It’s harvest time in Kansas. Across the state, combines have begun shaving down and chopping up over 6 million acres of corn.
Isaac Yara is a truck driver, so he sees almost nothing but those corn fields hauling grain across the high plains. This season is a busy one for him.
“I would say the main thing that I haul the most would be corn,” Yara said as he parked his semi for the day.
Why are those signature corn fields so ubiquitous in rural America, including western Kansas where the crop relies on the shrinking Ogallala Aquifer to thrive?
That’s because in western Kansas, there is a huge demand for it. The major corn industry is connected to most of the jobs, like truck driving, the cattle industry and farming.
But the problem is, corn is not as well suited as other crops to this region. All of the economic infrastructure and pressure makes growing corn a simple choice for now, but in the long term it might not be a sustainable option.
THE CORN you see is generally not for human consumption. A lot of states, including Kansas, plant a shorter, starchier version called field corn.
This corn won’t taste good to us, but it’s perfect for cattle. It’s also good for producing biofuel in ethanol plants. But that main use is pressing that starchy corn into a softer, highly digestible, high-protein feed.
It starts out on the farm. Yara drives his truck out to a farmer’s field, gets loaded up with corn and takes it to feedlots. But not usually the feedlots across western Kansas.
“I’ll go pick up in Greensburg, Kansas, or around those areas,” Yara said. “I’ll pick up corn there and then I’ll just bring it down over to the Texas Panhandle.”
Yara described what the industry refers to as the southward flow of grain across the Plains. Despite Kansas being covered in millions of acres of corn, truck drivers and cattle feedlots will tell you a lot used here still comes from the original corn belt in Nebraska, Iowa or Illinois, not down the road.
“We take fertilizer up north to Nebraska or South Dakota, and we’ll bring back corn product, or corn itself,” Yara said.

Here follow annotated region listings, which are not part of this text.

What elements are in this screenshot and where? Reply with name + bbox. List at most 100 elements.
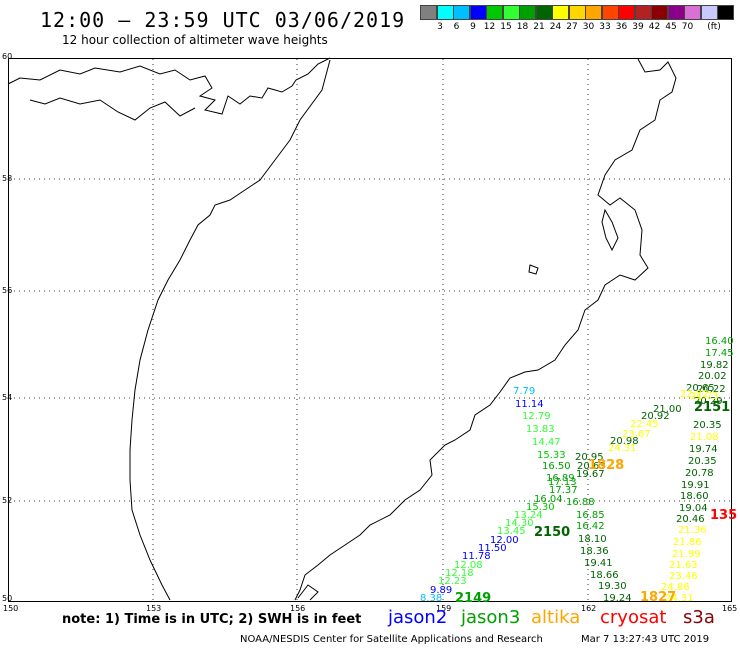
wave-height-label: 20.29 xyxy=(694,396,723,407)
wave-height-label: 20.78 xyxy=(685,468,714,479)
wave-height-label: 11.14 xyxy=(515,399,544,410)
wave-height-label: 18.60 xyxy=(680,491,709,502)
wave-height-label: 21.73 xyxy=(690,391,719,402)
wave-height-label: 23.46 xyxy=(669,571,698,582)
note-text: note: 1) Time is in UTC; 2) SWH is in fe… xyxy=(62,612,362,627)
satellite-cryosat: cryosat xyxy=(600,607,667,628)
wave-height-label: 17.37 xyxy=(549,485,578,496)
wave-height-label: 18.66 xyxy=(590,570,619,581)
coastline xyxy=(7,57,677,601)
wave-height-label: 21.99 xyxy=(672,549,701,560)
wave-height-label: 19.91 xyxy=(681,480,710,491)
wave-height-label: 2149 xyxy=(455,591,492,606)
wave-height-label: 12.00 xyxy=(490,535,519,546)
island-small xyxy=(528,264,539,275)
legend-label: 3 xyxy=(437,22,443,32)
wave-height-label: 19.82 xyxy=(700,360,729,371)
wave-height-label: 11.78 xyxy=(462,551,491,562)
kamchatka-west-coast xyxy=(129,59,331,601)
lat-label-60: 60 xyxy=(2,52,13,61)
wave-height-label: 16.40 xyxy=(705,336,734,347)
graticule xyxy=(9,59,731,601)
wave-height-label: 20.95 xyxy=(575,452,604,463)
okhotsk-north-coast-inlet xyxy=(29,97,196,121)
wave-height-label: 21.08 xyxy=(690,432,719,443)
wave-height-label: 21.86 xyxy=(673,537,702,548)
lon-label-159: 159 xyxy=(436,604,452,613)
legend-swatch xyxy=(717,5,734,20)
wave-height-label: 16.88 xyxy=(566,497,595,508)
footer-timestamp: Mar 7 13:27:43 UTC 2019 xyxy=(581,634,710,645)
legend-label: 27 xyxy=(566,22,578,32)
legend-label: 42 xyxy=(648,22,661,32)
wave-height-label: 17.13 xyxy=(548,477,577,488)
lat-label-50: 50 xyxy=(2,594,13,603)
wave-height-label: 16.04 xyxy=(534,494,563,505)
wave-height-label: 12.79 xyxy=(522,411,551,422)
wave-height-label: 135 xyxy=(710,508,738,523)
wave-height-label: 20.98 xyxy=(610,436,639,447)
wave-height-label: 21.00 xyxy=(653,404,682,415)
lon-label-150: 150 xyxy=(3,604,19,613)
legend-label: 39 xyxy=(632,22,644,32)
satellite-s3a: s3a xyxy=(683,607,715,628)
map-frame xyxy=(8,58,732,602)
wave-height-label: 23.67 xyxy=(622,429,651,440)
wave-height-label: 16.50 xyxy=(542,461,571,472)
lon-label-156: 156 xyxy=(290,604,306,613)
wave-height-label: 24.31 xyxy=(608,443,637,454)
wave-height-label: 20.35 xyxy=(693,420,722,431)
wave-height-label: 12.18 xyxy=(445,568,474,579)
wave-height-label: 20.02 xyxy=(698,371,727,382)
legend-label: 45 xyxy=(665,22,677,32)
wave-height-label: 16.85 xyxy=(576,510,605,521)
wave-height-label: 24.31 xyxy=(665,593,694,604)
wave-height-label: 18.10 xyxy=(578,534,607,545)
wave-height-label: 20.65 xyxy=(686,383,715,394)
wave-height-label: 24.86 xyxy=(661,582,690,593)
legend-label: 21 xyxy=(533,22,545,32)
legend-unit: (ft) xyxy=(707,22,721,32)
wave-height-label: 19.74 xyxy=(689,444,718,455)
wave-height-label: 13.45 xyxy=(497,526,526,537)
legend-label: 33 xyxy=(599,22,611,32)
wave-height-label: 2150 xyxy=(534,525,571,540)
wave-height-label: 18.36 xyxy=(580,546,609,557)
satellite-jason2: jason2 xyxy=(388,607,448,628)
lon-label-165: 165 xyxy=(722,604,738,613)
lon-label-153: 153 xyxy=(146,604,162,613)
legend-label: 9 xyxy=(470,22,476,32)
island-karaginsky xyxy=(601,208,619,252)
lat-label-56: 56 xyxy=(2,286,13,295)
wave-height-label: 22.45 xyxy=(630,419,659,430)
wave-height-label: 19.30 xyxy=(598,581,627,592)
legend-label: 36 xyxy=(615,22,628,32)
lat-label-54: 54 xyxy=(2,393,13,402)
wave-height-label: 13.24 xyxy=(514,510,543,521)
wave-height-label: 12.08 xyxy=(454,560,483,571)
wave-height-label: 20.35 xyxy=(688,456,717,467)
wave-height-label: 15.33 xyxy=(537,450,566,461)
kamchatka-southern-tip xyxy=(297,584,319,601)
lat-label-52: 52 xyxy=(2,496,13,505)
wave-height-label: 21.63 xyxy=(669,560,698,571)
wave-height-label: 21.36 xyxy=(678,525,707,536)
wave-height-label: 20.22 xyxy=(697,384,726,395)
wave-height-label: 8.38 xyxy=(420,593,443,604)
satellite-jason3: jason3 xyxy=(461,607,521,628)
wave-height-label: 14.47 xyxy=(532,437,561,448)
wave-height-label: 13.83 xyxy=(526,424,555,435)
legend-label: 15 xyxy=(500,22,512,32)
legend-label: 70 xyxy=(681,22,694,32)
wave-height-label: 9.89 xyxy=(430,585,453,596)
legend-label: 6 xyxy=(453,22,460,32)
legend-label: 24 xyxy=(549,22,562,32)
lat-label-58: 58 xyxy=(2,174,13,183)
wave-height-label: 16.89 xyxy=(546,473,575,484)
wave-height-label: 12.23 xyxy=(438,576,467,587)
legend-label: 18 xyxy=(516,22,529,32)
satellite-altika: altika xyxy=(531,607,581,628)
wave-height-label: 19.04 xyxy=(679,503,708,514)
wave-height-label: 17.45 xyxy=(705,348,734,359)
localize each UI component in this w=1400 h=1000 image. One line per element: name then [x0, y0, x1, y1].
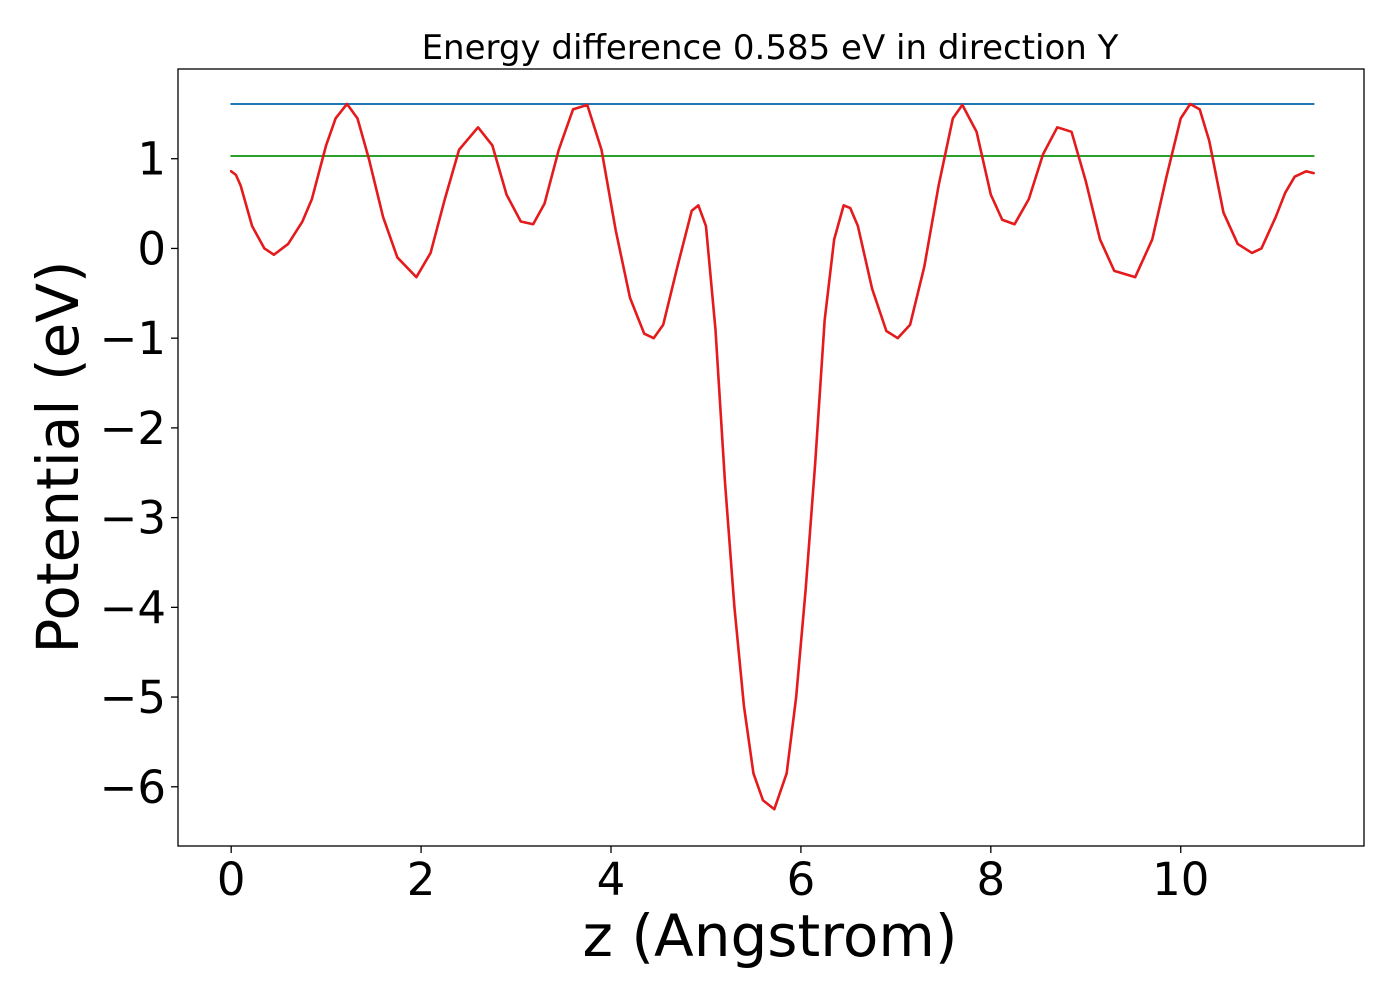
x-tick-label: 10 — [1152, 853, 1209, 906]
y-tick-label: −2 — [100, 402, 166, 455]
plot-frame — [177, 68, 1365, 847]
chart-title: Energy difference 0.585 eV in direction … — [422, 28, 1119, 68]
series-line-2 — [229, 102, 1315, 811]
x-axis-label: z (Angstrom) — [583, 902, 958, 970]
x-tick-label: 0 — [217, 853, 246, 906]
y-tick-label: −3 — [100, 492, 166, 545]
x-tick-label: 2 — [407, 853, 436, 906]
x-tick-label: 8 — [977, 853, 1006, 906]
y-axis-label: Potential (eV) — [24, 260, 92, 653]
series-layer — [229, 102, 1315, 811]
x-tick-label: 6 — [787, 853, 816, 906]
y-tick-label: −1 — [100, 312, 166, 365]
y-tick-label: 0 — [137, 222, 166, 275]
x-tick-label: 4 — [597, 853, 626, 906]
y-tick-label: −4 — [100, 581, 166, 634]
x-axis: 0 2 4 6 8 10 — [217, 846, 1209, 906]
y-axis: 1 0 −1 −2 −3 −4 −5 −6 — [100, 133, 178, 814]
y-tick-label: 1 — [137, 133, 166, 186]
y-tick-label: −6 — [100, 761, 166, 814]
y-tick-label: −5 — [100, 671, 166, 724]
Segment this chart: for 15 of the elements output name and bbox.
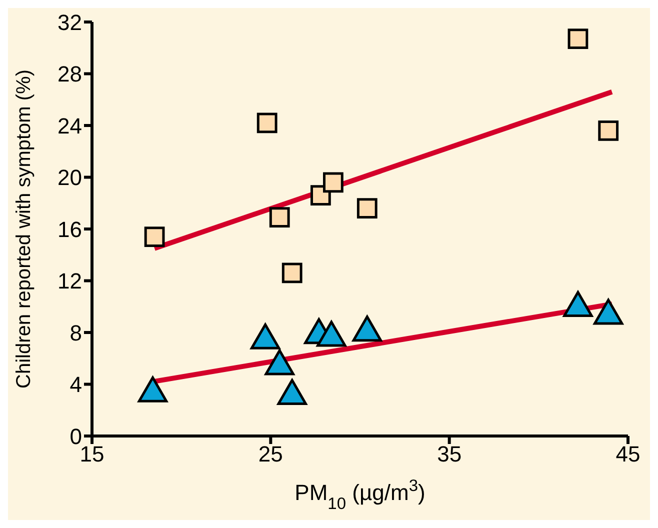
y-tick-label: 8 <box>70 320 82 346</box>
y-axis-title: Children reported with symptom (%) <box>13 70 35 388</box>
y-tick-label: 20 <box>58 165 82 190</box>
y-tick-label: 0 <box>70 424 82 449</box>
x-tick-label: 15 <box>80 442 104 467</box>
y-tick-label: 4 <box>70 372 82 398</box>
x-tick-label: 45 <box>616 442 640 467</box>
x-axis-title: PM$_{10}$ (µg/m$^{3}$) <box>294 477 426 513</box>
y-tick-label: 28 <box>58 62 82 87</box>
x-tick-label: 35 <box>437 442 462 467</box>
y-tick-label: 32 <box>58 10 82 35</box>
y-tick-label: 12 <box>58 268 82 294</box>
y-tick-label: 16 <box>58 216 82 242</box>
y-tick-label: 24 <box>58 113 82 138</box>
x-tick-label: 25 <box>258 442 283 467</box>
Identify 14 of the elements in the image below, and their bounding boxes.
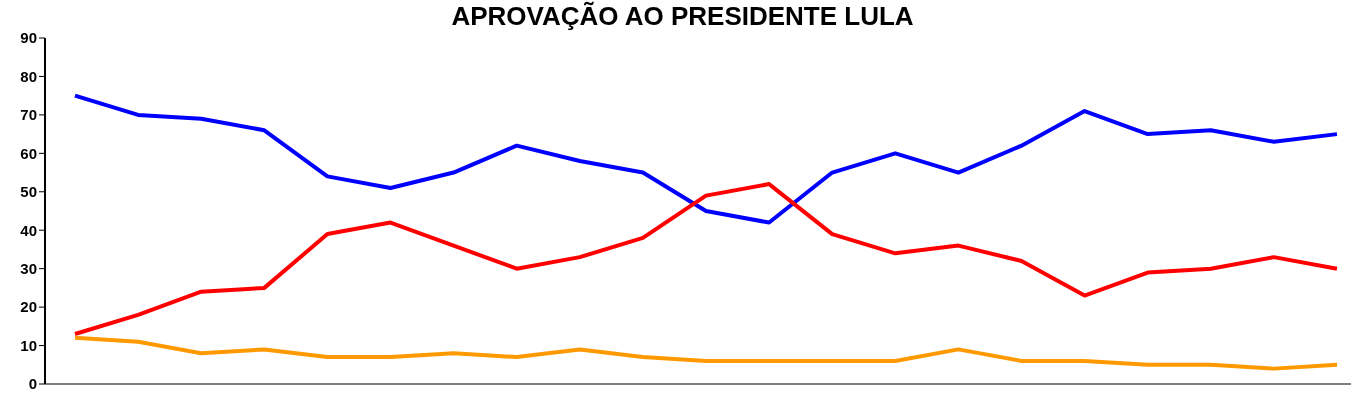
y-tick-label: 20 <box>20 298 37 316</box>
y-tick-label: 0 <box>28 375 37 393</box>
y-tick-label: 70 <box>20 106 37 124</box>
chart-title: APROVAÇÃO AO PRESIDENTE LULA <box>451 1 914 31</box>
line-series <box>73 182 1339 337</box>
y-tick-label: 60 <box>20 144 37 162</box>
line-series <box>73 93 1339 225</box>
y-tick-label: 80 <box>20 67 37 85</box>
y-tick-label: 10 <box>20 336 37 354</box>
line-series <box>73 335 1339 371</box>
y-tick-label: 50 <box>20 183 37 201</box>
y-tick-label: 30 <box>20 259 37 277</box>
y-tick-label: 40 <box>20 221 37 239</box>
y-tick-label: 90 <box>20 29 37 47</box>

GRAIN MARKETING economist Mark Welch at Texas A&M University said corn is the staple crop for the beef industry. It’s virtually always in demand, it’s also reliable, so a lot of farmers will plant some corn for a steady crop and good returns.
“In terms of dollars per acre, the return possibilities for corn are pretty attractive,” Welch said.
Over the years, hybrids have capitalized on irrigation to survive drier periods, and subsidies from the federal government have made corn common.
Since 1995, the federal government has paid out $21 billion in subsidies for corn to farmers nationwide, making it the most subsidized crop. Second place is wheat with about half of those subsidies.